Statistics - PSY 200 - Two Sample t Tests

Note:
(the symbol s-hatis often used instead of just a lower case s. This helps to avoid confusion between the lower case s and the upper case S.)

Distinguish between a between subjects design and a within subjects design. Recognize examples of each.

Recognize that the data from a between subjects design are treated like the data from two independent samples.

Recognize that the data from a within subjects design are treated like the data from two related samples.

Explain the implications of taking a convenience sample, rather than a random sample, for an experiment.

Explain the importance, in a between subjects experiment with two conditions, of randomly asssigning the subjects to the two conditions.

Explain the implications of sampling error for an experiment.

Recognize that the t test for two independent samples is sometimes simply called the two sample t test.

Recognize that the t test for two related samples is sometimes called the paired t test.

Define the sampling distribution of the difference between means (for independent or related samples), and describe its shape, mean, and standard deviation.

Define the standard error of the difference between means.

Explain how the standard error of the difference between means of related samples differs from that for independent samples.

In the test for independent samples, define the pooled variance estimate ( sp2  ) (what is it an estimate of?).

Determine the degrees of freedom for the two independent samples t test and the two related samples t test.

Calculate the pooled variance estimate either from raw scores or given the unbiased standard deviations ( s-hat1  and s-hat2 ) and sizes of both samples.

Calculate the estimated standard error of the difference between means for independent samples.

Calculate the estimated standard error of the mean difference for related samples, either from raw scores or given the unbiased standard deviation of the difference scores and sample size.

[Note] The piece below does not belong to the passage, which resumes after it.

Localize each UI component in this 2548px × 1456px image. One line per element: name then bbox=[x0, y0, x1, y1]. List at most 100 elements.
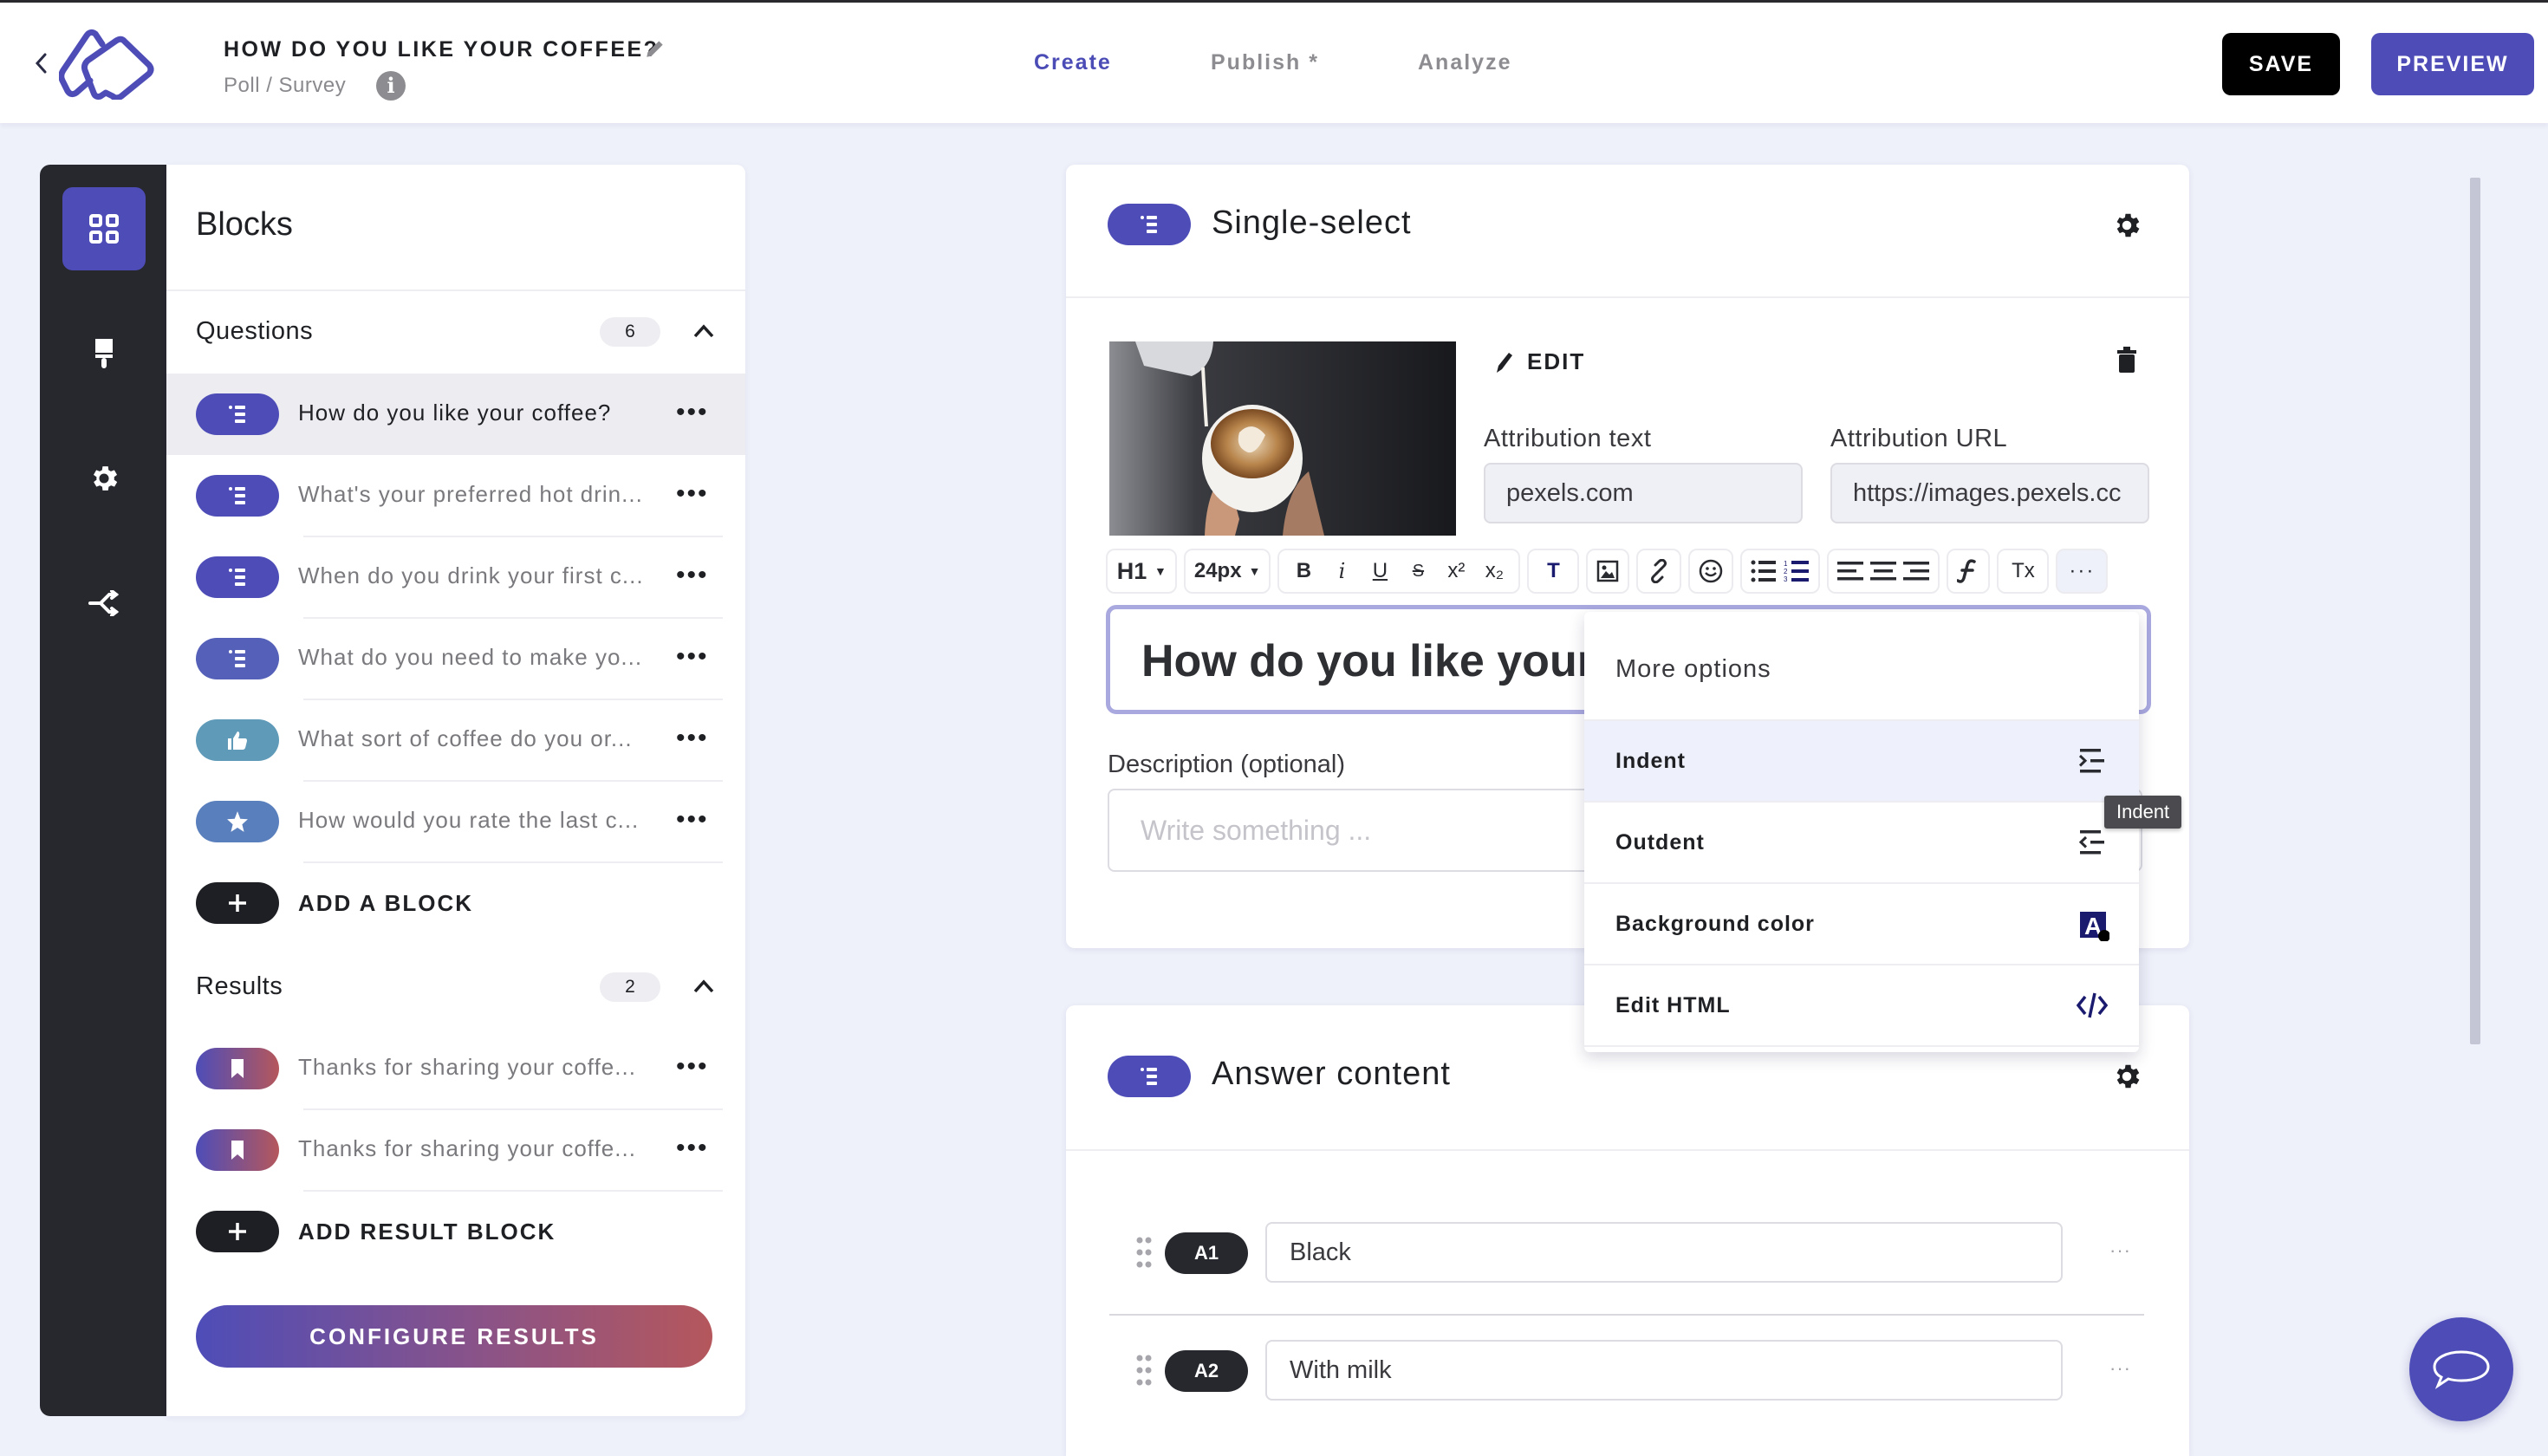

Conduct one-tailed and two-tailed tests of hypotheses about differences between two population means based on data from independent or related samples. Recognize correct and incorrect interpretations of the results and conclusions.

Recognize that the direction (upper or lower) of a one tailed test of the difference between two means can be arbitrarily determined by either subtracting the smaller mean from the larger mean (upper one tailed) or subtracting the larger mean from the smaller mean (lower one tailed), but that it is usually done as an upper one tailed test. Therefore, determining whether a treatment increased or decreased the dependent variable must be determined by looking at which mean is larger and which is smaller, not by considering the direction of the test.

Calculate confidence intervals for the difference between the means of two populations, based on data from independent or related samples. Recognize correct and incorrect conclusions and interpretations.

Recognize the relationship between a confidence interval for the difference between two means that either does or does not contain 0 (when the null hypothesis is that the difference is 0 ) and the significance of the associated hypothesis test.

State the assumptions underlying the t test for the significance of a difference between means (for independent and related samples). Describe effects of violating the assumptions.

Describe factors affecting the power of the t test. Given relevant information, decide which of two (or more) tests is more powerful.

Describe advantages and disadvantages of between subjects vs. within subjects designs.

Given some raw data appropriate for a two sample t test, with a description of how the data was collected and a research question it could answer, use SPSS to conduct the appropriate two sample t  test, interpret the results correctly, and report the results.